For details, visit Microsoft official website:
https://msrc.microsoft.com/update-guide/releaseNote/2022-Jul
The following vulnerabilities have been exploited by attackers:
Windows CSRSS Elevation of Privilege Vulnerability (CVE-2022-22047): Attackers can exploit this vulnerability to obtain system privileges. It has been exploited in the wild, and the risk is high.
Windows Graphics Component Elevation of Privilege Vulnerability (CVE-2022-22034): It is officially marked as Exploitation More Likely.

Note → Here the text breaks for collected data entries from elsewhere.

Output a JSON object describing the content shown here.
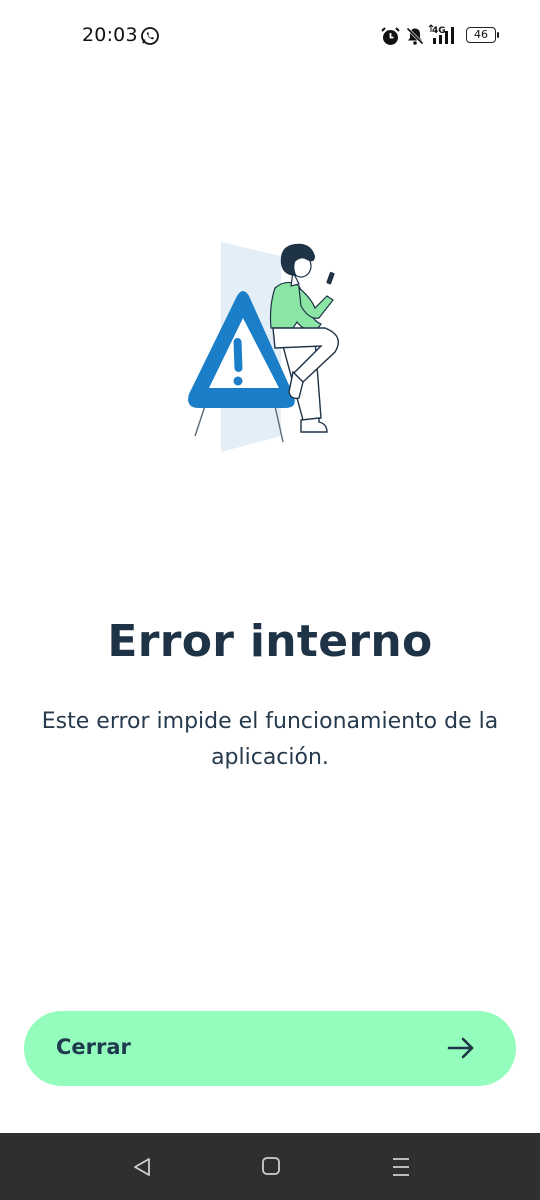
{
  "status_bar": {
    "time": "20:03",
    "signal_label": "4G",
    "battery": "46",
    "icons": [
      "whatsapp-icon",
      "alarm-icon",
      "bell-muted-icon",
      "signal-icon",
      "battery-icon"
    ]
  },
  "error": {
    "title": "Error interno",
    "message": "Este error impide el funcionamiento de la aplicación."
  },
  "button": {
    "label": "Cerrar",
    "icon": "arrow-right-icon"
  },
  "nav_bar": {
    "icons": [
      "back-icon",
      "home-icon",
      "menu-icon"
    ]
  },
  "colors": {
    "button_bg": "#94fcbd",
    "title": "#1f3347",
    "warning_blue": "#1a7ec8",
    "nav_bg": "#2f2f2f"
  }
}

Windows Common Log File System Driver Elevation of Privilege Vulnerability (CVE-2022-30220): It is officially marked as Exploitation More Likely.
Windows Server Service Tampering Vulnerability (CVE-2022-30216): It is officially marked as Exploitation More Likely.

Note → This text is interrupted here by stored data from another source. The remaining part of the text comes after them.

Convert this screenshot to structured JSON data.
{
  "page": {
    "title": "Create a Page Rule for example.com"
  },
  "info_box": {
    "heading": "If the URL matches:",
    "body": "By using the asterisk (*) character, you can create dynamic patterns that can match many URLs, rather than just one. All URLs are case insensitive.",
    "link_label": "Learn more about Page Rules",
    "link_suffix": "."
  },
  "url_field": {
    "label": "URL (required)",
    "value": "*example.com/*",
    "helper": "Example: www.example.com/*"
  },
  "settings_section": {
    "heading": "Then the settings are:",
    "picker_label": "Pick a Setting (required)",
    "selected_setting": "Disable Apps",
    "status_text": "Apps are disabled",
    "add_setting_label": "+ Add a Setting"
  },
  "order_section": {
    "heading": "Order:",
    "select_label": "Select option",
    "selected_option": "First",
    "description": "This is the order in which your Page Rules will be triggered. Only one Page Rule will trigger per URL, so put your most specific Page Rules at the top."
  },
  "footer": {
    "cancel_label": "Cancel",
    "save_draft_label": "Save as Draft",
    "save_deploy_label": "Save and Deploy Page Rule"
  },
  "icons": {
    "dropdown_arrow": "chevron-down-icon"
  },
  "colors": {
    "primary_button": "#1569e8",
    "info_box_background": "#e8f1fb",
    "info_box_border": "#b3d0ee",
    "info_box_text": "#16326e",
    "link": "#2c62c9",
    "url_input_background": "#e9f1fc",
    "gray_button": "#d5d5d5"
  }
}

Active Directory Federation Services Elevation of Privilege Vulnerability (CVE-2022-30215): It is officially marked as Exploitation More Likely.
Windows Advanced Local Procedure Call Elevation of Privilege Vulnerability (CVE-2022-30202): It is officially marked as Exploitation More Likely.

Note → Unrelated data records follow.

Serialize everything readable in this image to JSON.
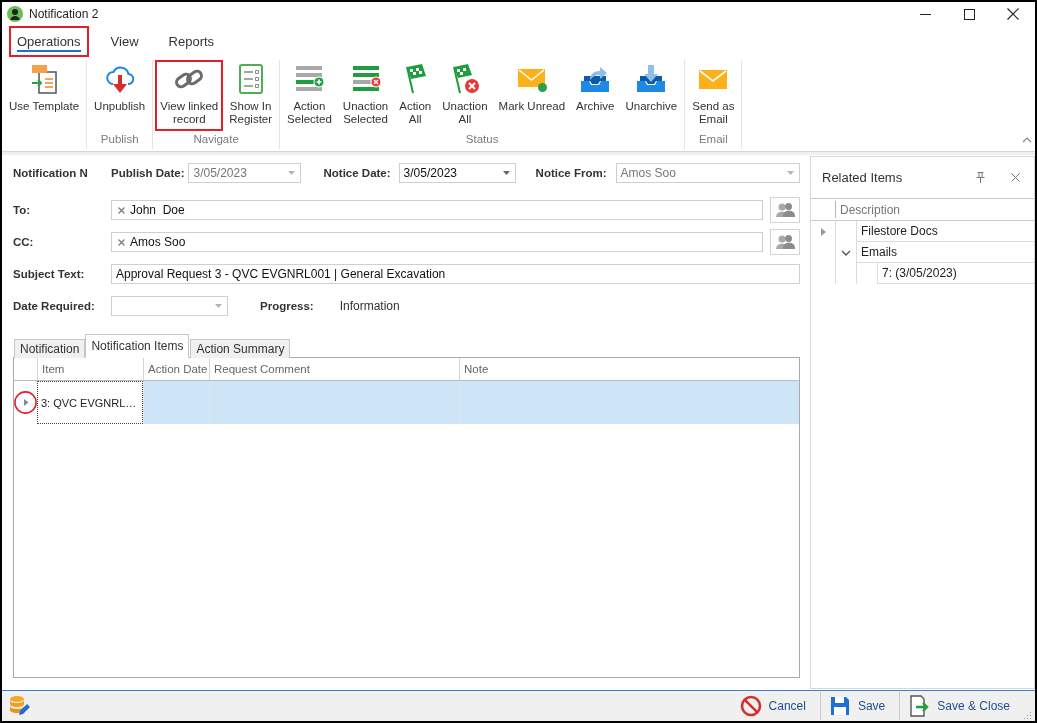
{
  "window": {
    "title": "Notification 2"
  },
  "ribbon": {
    "tabs": [
      {
        "label": "Operations",
        "selected": true,
        "highlighted": true
      },
      {
        "label": "View",
        "selected": false,
        "highlighted": false
      },
      {
        "label": "Reports",
        "selected": false,
        "highlighted": false
      }
    ],
    "groups": [
      {
        "buttons": [
          {
            "kind": "template",
            "label": "Use Template",
            "highlighted": false
          }
        ]
      },
      {
        "label": "Publish",
        "buttons": [
          {
            "kind": "unpublish",
            "label": "Unpublish",
            "highlighted": false
          }
        ]
      },
      {
        "label": "Navigate",
        "buttons": [
          {
            "kind": "link",
            "label": "View linked\nrecord",
            "highlighted": true
          },
          {
            "kind": "register",
            "label": "Show In\nRegister",
            "highlighted": false
          }
        ]
      },
      {
        "label": "Status",
        "buttons": [
          {
            "kind": "addrow",
            "label": "Action\nSelected",
            "highlighted": false
          },
          {
            "kind": "removerow",
            "label": "Unaction\nSelected",
            "highlighted": false
          },
          {
            "kind": "flag",
            "label": "Action\nAll",
            "highlighted": false
          },
          {
            "kind": "unflag",
            "label": "Unaction\nAll",
            "highlighted": false
          },
          {
            "kind": "unread",
            "label": "Mark Unread",
            "highlighted": false
          },
          {
            "kind": "archive",
            "label": "Archive",
            "highlighted": false
          },
          {
            "kind": "unarchive",
            "label": "Unarchive",
            "highlighted": false
          }
        ]
      },
      {
        "label": "Email",
        "buttons": [
          {
            "kind": "email",
            "label": "Send as\nEmail",
            "highlighted": false
          }
        ]
      }
    ]
  },
  "form": {
    "notification_no": {
      "label": "Notification N"
    },
    "publish_date": {
      "label": "Publish Date:",
      "value": "3/05/2023",
      "disabled": true
    },
    "notice_date": {
      "label": "Notice Date:",
      "value": "3/05/2023",
      "disabled": false
    },
    "notice_from": {
      "label": "Notice From:",
      "value": "Amos Soo",
      "disabled": true
    },
    "to": {
      "label": "To:",
      "recipients": [
        "John  Doe"
      ]
    },
    "cc": {
      "label": "CC:",
      "recipients": [
        "Amos Soo"
      ]
    },
    "subject": {
      "label": "Subject Text:",
      "value": "Approval Request 3 - QVC EVGNRL001 | General Excavation"
    },
    "date_required": {
      "label": "Date Required:"
    },
    "progress": {
      "label": "Progress:",
      "value": "Information"
    }
  },
  "detail_tabs": [
    {
      "label": "Notification",
      "selected": false
    },
    {
      "label": "Notification Items",
      "selected": true
    },
    {
      "label": "Action Summary",
      "selected": false
    }
  ],
  "items_table": {
    "columns": [
      "Item",
      "Action Date",
      "Request Comment",
      "Note"
    ],
    "rows": [
      {
        "item": "3: QVC EVGNRL…",
        "selected": true,
        "highlighted": true
      }
    ]
  },
  "related_items": {
    "title": "Related Items",
    "columns": [
      "Description"
    ],
    "tree": [
      {
        "label": "Filestore Docs",
        "focused": true
      },
      {
        "label": "Emails",
        "focused": false,
        "expanded": true,
        "children": [
          {
            "label": "7: (3/05/2023)",
            "focused": false
          }
        ]
      }
    ]
  },
  "status_bar": {
    "buttons": [
      {
        "kind": "cancel",
        "label": "Cancel"
      },
      {
        "kind": "save",
        "label": "Save"
      },
      {
        "kind": "saveclose",
        "label": "Save & Close"
      }
    ]
  }
}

Please perform security self-check and security hardening in a timely manner to reduce attack risks.
II. Severity
Severity: important
(Severity: low, moderate, important, and critical)
III. Affected Products
Microsoft Windows, Microsoft Office, Windows Hyper-V, Microsoft Edge, and other products.
IV. Vulnerability Details
|
CVE No. |
Vulnerability |
Severity |
Affected Product |
|
CVE-2022-22038 |
Remote Procedure Call Runtime Remote Code Execution Vulnerability |
Important |
Windows 10, Windows 8.1/RT 8.1, Windows 11, Windows Server 2012/2012R/2016/2019/2022, Windows Server, version 20H2 |
|
CVE-2022-22029 CVE-2022-22039 |
Windows Network File System Remote Code Execution Vulnerability |
Important |
Windows Server 2008/2008R/2012/2012R/2016/2019/2022, Windows Server, version 20H2 |
|
CVE-2022-30221 |
Microsoft Graphics Components Remote Code Execution Vulnerability |
Important |
Windows 10, Windows 8.1/RT 8.1, Windows 11, Windows 7, Windows Server 2008R/2012R/2016/2019/2022, Windows Server, version 20H2, Remote Desktop client for Windows Desktop |
(Note: Vulnerabilities listed above are important ones. For more information, refer to the official website of Microsoft.)
V. Security Recommendations
1. Use Windows Update or download patches from the following address to fix the vulnerabilities:
Security Update Guide - Microsoft
2. Back up data remotely to protect your data.
Note: Before fixing vulnerabilities, back up your files and conduct a thorough test.